We’re not embroiled in a crisis restricted to one group, one class, one generation. When there is injustice, cruelty, racism, or discrimination of any type—all of humanity suffers. We cannot shut our eyes to it, minimize it, or breathe a sigh of relief that we’re not the target of those who choose to act in hatred against their fellow man.

We must stop questioning a rape victim or battered woman about her choices leading up to the assault. We must stop asking if victims of police brutality have a criminal record. When we choose to ask these questions, we create pathways in our heads and hearts that build degrees of acceptability. There is NEVER a situation that justifies cruelty, abuse, or murder! We all have human rights that shouldn’t have to be enforced by law but should be practiced as a choice by every human.

In the early postwar days of World War II, Martin Niemöller spoke to his own failure to burn down the “harmless” bias in his own heart and the consequences that followed. “First, they came for the socialist, but I did not speak out—because I was not a socialist.

Then they came for the trade unionist, and I did not speak out—because I was not a trade unionist.

Then they came for the Jew, and I did not speak out—because I was not a Jew.
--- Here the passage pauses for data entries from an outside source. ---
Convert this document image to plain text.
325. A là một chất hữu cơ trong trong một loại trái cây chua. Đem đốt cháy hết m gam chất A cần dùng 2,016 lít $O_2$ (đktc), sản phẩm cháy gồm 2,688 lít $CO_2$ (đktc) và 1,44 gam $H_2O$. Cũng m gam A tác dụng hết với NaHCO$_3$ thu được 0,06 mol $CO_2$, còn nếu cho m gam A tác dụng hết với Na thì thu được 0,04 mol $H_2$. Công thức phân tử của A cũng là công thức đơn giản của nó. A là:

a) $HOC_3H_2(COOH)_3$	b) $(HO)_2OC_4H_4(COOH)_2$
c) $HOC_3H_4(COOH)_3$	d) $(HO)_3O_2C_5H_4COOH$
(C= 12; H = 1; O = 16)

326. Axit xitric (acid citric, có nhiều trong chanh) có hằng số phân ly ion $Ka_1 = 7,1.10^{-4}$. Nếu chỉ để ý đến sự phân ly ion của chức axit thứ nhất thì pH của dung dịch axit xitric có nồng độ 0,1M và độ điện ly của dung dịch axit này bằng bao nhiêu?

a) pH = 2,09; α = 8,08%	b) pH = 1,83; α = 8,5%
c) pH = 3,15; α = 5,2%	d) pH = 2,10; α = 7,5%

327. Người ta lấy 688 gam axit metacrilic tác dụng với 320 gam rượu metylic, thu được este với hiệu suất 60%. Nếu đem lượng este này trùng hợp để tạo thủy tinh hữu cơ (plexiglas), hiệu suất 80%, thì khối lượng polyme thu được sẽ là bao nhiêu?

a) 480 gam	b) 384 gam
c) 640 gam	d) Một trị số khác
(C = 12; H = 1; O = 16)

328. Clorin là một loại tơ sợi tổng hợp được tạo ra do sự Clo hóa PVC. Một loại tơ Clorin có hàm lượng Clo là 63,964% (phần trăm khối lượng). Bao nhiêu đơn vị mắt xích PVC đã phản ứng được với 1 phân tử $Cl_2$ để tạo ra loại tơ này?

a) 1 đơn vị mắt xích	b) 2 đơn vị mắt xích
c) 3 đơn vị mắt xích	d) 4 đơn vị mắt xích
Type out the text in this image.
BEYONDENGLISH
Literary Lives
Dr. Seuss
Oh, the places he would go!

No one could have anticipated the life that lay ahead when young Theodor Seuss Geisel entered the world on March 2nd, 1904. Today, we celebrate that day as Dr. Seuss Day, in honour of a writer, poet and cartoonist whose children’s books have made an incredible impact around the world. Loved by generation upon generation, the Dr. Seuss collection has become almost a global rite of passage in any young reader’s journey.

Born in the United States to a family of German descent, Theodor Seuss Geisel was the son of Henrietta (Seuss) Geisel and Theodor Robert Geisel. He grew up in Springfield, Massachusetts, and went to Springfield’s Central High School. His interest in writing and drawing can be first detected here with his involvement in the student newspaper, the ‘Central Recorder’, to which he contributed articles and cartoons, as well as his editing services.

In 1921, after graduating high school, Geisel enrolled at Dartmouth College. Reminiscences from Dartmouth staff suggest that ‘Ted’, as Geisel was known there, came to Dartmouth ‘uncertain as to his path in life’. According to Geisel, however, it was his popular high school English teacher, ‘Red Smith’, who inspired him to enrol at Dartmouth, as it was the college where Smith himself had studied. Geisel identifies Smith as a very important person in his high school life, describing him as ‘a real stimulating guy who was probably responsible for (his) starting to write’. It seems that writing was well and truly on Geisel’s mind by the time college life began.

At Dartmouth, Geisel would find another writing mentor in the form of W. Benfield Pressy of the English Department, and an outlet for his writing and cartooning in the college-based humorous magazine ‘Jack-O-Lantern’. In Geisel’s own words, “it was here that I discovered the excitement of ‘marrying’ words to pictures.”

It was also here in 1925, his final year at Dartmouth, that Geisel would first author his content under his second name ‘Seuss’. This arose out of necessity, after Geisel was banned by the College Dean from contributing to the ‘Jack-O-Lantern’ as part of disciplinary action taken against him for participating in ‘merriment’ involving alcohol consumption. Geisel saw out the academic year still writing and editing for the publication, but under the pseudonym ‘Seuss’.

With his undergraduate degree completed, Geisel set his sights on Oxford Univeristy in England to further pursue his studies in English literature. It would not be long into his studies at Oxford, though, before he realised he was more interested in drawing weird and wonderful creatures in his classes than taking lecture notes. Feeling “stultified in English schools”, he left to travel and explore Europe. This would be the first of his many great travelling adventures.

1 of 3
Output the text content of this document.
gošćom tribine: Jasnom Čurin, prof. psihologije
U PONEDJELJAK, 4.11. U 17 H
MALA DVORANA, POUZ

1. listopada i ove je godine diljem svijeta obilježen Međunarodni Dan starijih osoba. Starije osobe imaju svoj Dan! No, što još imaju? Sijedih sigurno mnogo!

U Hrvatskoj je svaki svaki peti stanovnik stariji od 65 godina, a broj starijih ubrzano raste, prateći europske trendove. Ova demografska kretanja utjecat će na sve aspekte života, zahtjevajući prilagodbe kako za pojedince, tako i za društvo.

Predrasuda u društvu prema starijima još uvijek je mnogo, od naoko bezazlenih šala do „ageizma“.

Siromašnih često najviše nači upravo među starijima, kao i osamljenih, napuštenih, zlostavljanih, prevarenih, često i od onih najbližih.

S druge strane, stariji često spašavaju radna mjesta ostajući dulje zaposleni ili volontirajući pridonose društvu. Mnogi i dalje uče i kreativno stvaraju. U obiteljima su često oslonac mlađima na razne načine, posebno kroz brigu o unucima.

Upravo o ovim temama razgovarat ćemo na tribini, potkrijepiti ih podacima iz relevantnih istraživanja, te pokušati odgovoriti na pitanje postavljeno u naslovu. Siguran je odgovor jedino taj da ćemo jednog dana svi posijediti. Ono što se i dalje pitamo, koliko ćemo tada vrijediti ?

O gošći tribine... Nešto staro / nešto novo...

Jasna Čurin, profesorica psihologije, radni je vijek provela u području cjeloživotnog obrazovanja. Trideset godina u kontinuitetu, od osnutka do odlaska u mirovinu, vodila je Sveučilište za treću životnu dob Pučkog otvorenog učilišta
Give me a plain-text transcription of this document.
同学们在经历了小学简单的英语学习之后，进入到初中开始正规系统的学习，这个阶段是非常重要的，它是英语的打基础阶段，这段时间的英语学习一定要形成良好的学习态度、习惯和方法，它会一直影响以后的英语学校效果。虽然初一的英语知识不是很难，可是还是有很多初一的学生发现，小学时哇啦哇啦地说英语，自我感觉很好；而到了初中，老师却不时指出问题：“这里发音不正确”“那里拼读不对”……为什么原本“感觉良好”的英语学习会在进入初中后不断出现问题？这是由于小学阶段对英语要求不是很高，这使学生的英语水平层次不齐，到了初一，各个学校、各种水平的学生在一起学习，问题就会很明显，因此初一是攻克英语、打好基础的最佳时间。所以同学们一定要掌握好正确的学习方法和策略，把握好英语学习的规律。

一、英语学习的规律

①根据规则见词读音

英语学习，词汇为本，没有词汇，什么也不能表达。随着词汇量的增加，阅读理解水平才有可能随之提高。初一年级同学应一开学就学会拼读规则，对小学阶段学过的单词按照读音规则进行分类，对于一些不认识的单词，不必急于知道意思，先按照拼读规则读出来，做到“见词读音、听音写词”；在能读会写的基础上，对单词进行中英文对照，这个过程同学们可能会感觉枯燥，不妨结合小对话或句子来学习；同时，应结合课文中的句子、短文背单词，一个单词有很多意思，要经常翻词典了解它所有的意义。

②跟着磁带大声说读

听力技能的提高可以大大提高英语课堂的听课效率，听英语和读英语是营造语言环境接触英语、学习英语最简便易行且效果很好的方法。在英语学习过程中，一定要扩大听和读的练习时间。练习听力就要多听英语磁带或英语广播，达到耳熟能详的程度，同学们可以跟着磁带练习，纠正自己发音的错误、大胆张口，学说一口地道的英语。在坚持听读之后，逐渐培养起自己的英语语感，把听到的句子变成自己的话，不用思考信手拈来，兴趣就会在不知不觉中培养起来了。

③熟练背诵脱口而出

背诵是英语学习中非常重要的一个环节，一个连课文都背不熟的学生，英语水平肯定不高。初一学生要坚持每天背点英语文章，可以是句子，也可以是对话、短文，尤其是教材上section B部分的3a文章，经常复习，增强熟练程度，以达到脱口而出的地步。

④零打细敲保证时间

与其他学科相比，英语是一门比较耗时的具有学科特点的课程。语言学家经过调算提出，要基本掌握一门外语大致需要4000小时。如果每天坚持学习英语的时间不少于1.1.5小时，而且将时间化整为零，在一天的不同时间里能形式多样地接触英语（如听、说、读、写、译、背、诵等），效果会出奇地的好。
Then they came for me—and there was no one left to speak for me.” - Martin Niemöller

Where do we go from here? Where do we start? How do we honor the memories of those who can no longer speak for themselves, but who should never be silenced? It comes down to the choices we make from the moment we open our eyes in the morning until we take our last breath in life. What will our choices say about us? What do we want the world to remember about us when we’re gone?